The South African left-arm orthodox spinner has captured eight wickets at an average of 10 and at an economy-rate of 2.96 runs per over.
He captured 5-25 for the Cobras in 10 overs against the Chevrolet Warriors at Axxess St. George’s on Friday.
The spinner continued to mesmerize the batsmen by nabbing out 2-30 in a high-scoring match against the bizhub Highveld Lions at Boland Park in Paarl on Sunday.
His victims were Alviro Petersen, the national test opener, who was defeated by a sharp-turning delivery from Peterson that found the edge when Petersen was on the verge of completing his 50, and Temba Bavuma.
Bavuma, a regular South African A-batsman, looked settled before Peterson accounted for him.
“I haven’t seen Robbie P bowl that well for years,” said Barnes. “He is looking so relaxed.

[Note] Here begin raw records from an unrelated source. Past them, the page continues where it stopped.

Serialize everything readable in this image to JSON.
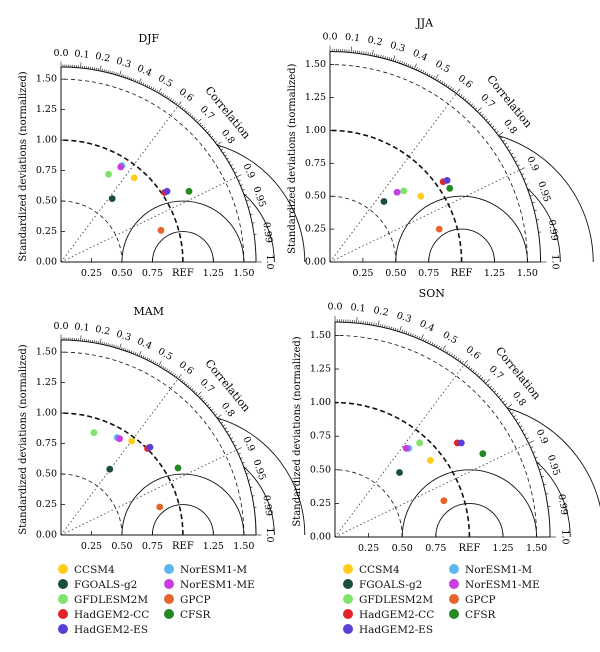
{
  "chart_data": [
    {
      "type": "scatter",
      "subtype": "taylor-diagram",
      "title": "DJF",
      "ylabel": "Standardized deviations (normalized)",
      "angle_label": "Correlation",
      "ref_label": "REF",
      "rmax": 1.6,
      "correlation_ticks": [
        "0.0",
        "0.1",
        "0.2",
        "0.3",
        "0.4",
        "0.5",
        "0.6",
        "0.7",
        "0.8",
        "0.9",
        "0.95",
        "0.99",
        "1.0"
      ],
      "x_ticks": [
        "0.25",
        "0.50",
        "0.75",
        "1.25",
        "1.50"
      ],
      "y_ticks": [
        "0.00",
        "0.25",
        "0.50",
        "0.75",
        "1.00",
        "1.25",
        "1.50"
      ],
      "points": [
        {
          "model": "CCSM4",
          "x": 0.6,
          "y": 0.69
        },
        {
          "model": "FGOALS-g2",
          "x": 0.42,
          "y": 0.52
        },
        {
          "model": "GFDLESM2M",
          "x": 0.39,
          "y": 0.72
        },
        {
          "model": "HadGEM2-CC",
          "x": 0.85,
          "y": 0.57
        },
        {
          "model": "HadGEM2-ES",
          "x": 0.87,
          "y": 0.58
        },
        {
          "model": "NorESM1-M",
          "x": 0.5,
          "y": 0.79
        },
        {
          "model": "NorESM1-ME",
          "x": 0.49,
          "y": 0.78
        },
        {
          "model": "GPCP",
          "x": 0.82,
          "y": 0.26
        },
        {
          "model": "CFSR",
          "x": 1.05,
          "y": 0.58
        }
      ]
    },
    {
      "type": "scatter",
      "subtype": "taylor-diagram",
      "title": "JJA",
      "ylabel": "Standardized deviations (normalized)",
      "angle_label": "Correlation",
      "ref_label": "REF",
      "rmax": 1.6,
      "correlation_ticks": [
        "0.0",
        "0.1",
        "0.2",
        "0.3",
        "0.4",
        "0.5",
        "0.6",
        "0.7",
        "0.8",
        "0.9",
        "0.95",
        "0.99",
        "1.0"
      ],
      "x_ticks": [
        "0.25",
        "0.50",
        "0.75",
        "1.25",
        "1.50"
      ],
      "y_ticks": [
        "0.00",
        "0.25",
        "0.50",
        "0.75",
        "1.00",
        "1.25",
        "1.50"
      ],
      "points": [
        {
          "model": "CCSM4",
          "x": 0.69,
          "y": 0.5
        },
        {
          "model": "FGOALS-g2",
          "x": 0.41,
          "y": 0.46
        },
        {
          "model": "GFDLESM2M",
          "x": 0.56,
          "y": 0.54
        },
        {
          "model": "HadGEM2-CC",
          "x": 0.86,
          "y": 0.61
        },
        {
          "model": "HadGEM2-ES",
          "x": 0.89,
          "y": 0.62
        },
        {
          "model": "NorESM1-M",
          "x": 0.51,
          "y": 0.53
        },
        {
          "model": "NorESM1-ME",
          "x": 0.51,
          "y": 0.53
        },
        {
          "model": "GPCP",
          "x": 0.83,
          "y": 0.25
        },
        {
          "model": "CFSR",
          "x": 0.91,
          "y": 0.56
        }
      ]
    },
    {
      "type": "scatter",
      "subtype": "taylor-diagram",
      "title": "MAM",
      "ylabel": "Standardized deviations (normalized)",
      "angle_label": "Correlation",
      "ref_label": "REF",
      "rmax": 1.6,
      "correlation_ticks": [
        "0.0",
        "0.1",
        "0.2",
        "0.3",
        "0.4",
        "0.5",
        "0.6",
        "0.7",
        "0.8",
        "0.9",
        "0.95",
        "0.99",
        "1.0"
      ],
      "x_ticks": [
        "0.25",
        "0.50",
        "0.75",
        "1.25",
        "1.50"
      ],
      "y_ticks": [
        "0.00",
        "0.25",
        "0.50",
        "0.75",
        "1.00",
        "1.25",
        "1.50"
      ],
      "points": [
        {
          "model": "CCSM4",
          "x": 0.58,
          "y": 0.77
        },
        {
          "model": "FGOALS-g2",
          "x": 0.4,
          "y": 0.54
        },
        {
          "model": "GFDLESM2M",
          "x": 0.27,
          "y": 0.84
        },
        {
          "model": "HadGEM2-CC",
          "x": 0.71,
          "y": 0.71
        },
        {
          "model": "HadGEM2-ES",
          "x": 0.73,
          "y": 0.72
        },
        {
          "model": "NorESM1-M",
          "x": 0.46,
          "y": 0.8
        },
        {
          "model": "NorESM1-ME",
          "x": 0.48,
          "y": 0.79
        },
        {
          "model": "GPCP",
          "x": 0.81,
          "y": 0.23
        },
        {
          "model": "CFSR",
          "x": 0.96,
          "y": 0.55
        }
      ]
    },
    {
      "type": "scatter",
      "subtype": "taylor-diagram",
      "title": "SON",
      "ylabel": "Standardized deviations (normalized)",
      "angle_label": "Correlation",
      "ref_label": "REF",
      "rmax": 1.6,
      "correlation_ticks": [
        "0.0",
        "0.1",
        "0.2",
        "0.3",
        "0.4",
        "0.5",
        "0.6",
        "0.7",
        "0.8",
        "0.9",
        "0.95",
        "0.99",
        "1.0"
      ],
      "x_ticks": [
        "0.25",
        "0.50",
        "0.75",
        "1.25",
        "1.50"
      ],
      "y_ticks": [
        "0.00",
        "0.25",
        "0.50",
        "0.75",
        "1.00",
        "1.25",
        "1.50"
      ],
      "points": [
        {
          "model": "CCSM4",
          "x": 0.71,
          "y": 0.57
        },
        {
          "model": "FGOALS-g2",
          "x": 0.48,
          "y": 0.48
        },
        {
          "model": "GFDLESM2M",
          "x": 0.63,
          "y": 0.7
        },
        {
          "model": "HadGEM2-CC",
          "x": 0.91,
          "y": 0.7
        },
        {
          "model": "HadGEM2-ES",
          "x": 0.94,
          "y": 0.7
        },
        {
          "model": "NorESM1-M",
          "x": 0.55,
          "y": 0.66
        },
        {
          "model": "NorESM1-ME",
          "x": 0.53,
          "y": 0.66
        },
        {
          "model": "GPCP",
          "x": 0.81,
          "y": 0.27
        },
        {
          "model": "CFSR",
          "x": 1.1,
          "y": 0.62
        }
      ]
    }
  ],
  "models": [
    {
      "name": "CCSM4",
      "color": "#ffcc1a"
    },
    {
      "name": "FGOALS-g2",
      "color": "#1b4d3e"
    },
    {
      "name": "GFDLESM2M",
      "color": "#7de36a"
    },
    {
      "name": "HadGEM2-CC",
      "color": "#e3242b"
    },
    {
      "name": "HadGEM2-ES",
      "color": "#5b3fd6"
    },
    {
      "name": "NorESM1-M",
      "color": "#5bb8ef"
    },
    {
      "name": "NorESM1-ME",
      "color": "#c93ce0"
    },
    {
      "name": "GPCP",
      "color": "#e8642c"
    },
    {
      "name": "CFSR",
      "color": "#238a22"
    }
  ],
  "legend_order": [
    [
      "CCSM4",
      "NorESM1-M"
    ],
    [
      "FGOALS-g2",
      "NorESM1-ME"
    ],
    [
      "GFDLESM2M",
      "GPCP"
    ],
    [
      "HadGEM2-CC",
      "CFSR"
    ],
    [
      "HadGEM2-ES"
    ]
  ]
}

His control is brilliant.
“The pace variations are also impressive,” he added.
Barnes said Peterson could have taken six or seven wickets in Port Elizabeth on Friday if the batsmen did not become more reticent to attack, and, instead, decided to defend in the latter stages of Peterson’s spell.
Charl Langeveldt, a bowling coach of the Nashua Cape Cobras, said Peterson is bowling a tad slower than usual and that contributes to his success this season.

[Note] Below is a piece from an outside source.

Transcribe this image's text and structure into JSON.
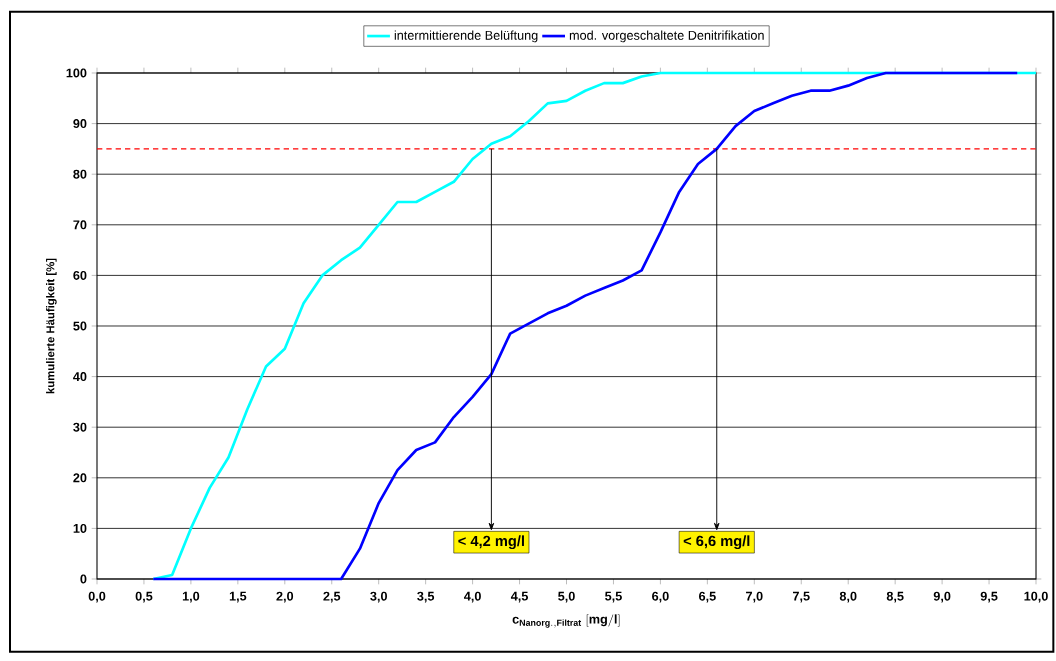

He also attempts less variations and sticks to the basics, which has aided his excellent performances.
Peterson has represented South Africa in 15 Tests and 77 One Day Internationals.
Not only is he challenging the technique and temperament of some of the best top- and middle-order batsmen in the Momentum One Day Cup competitions on dry surfaces. He is also a hard-hitting unorthodox batsman who can use switch hits to unsettle bowling attacks.
Ultimately, though, it is his eight wickets and his economic return that has contributed richly to the Cobras’ healthy position at the summit of the Momentum One Day Cup competition.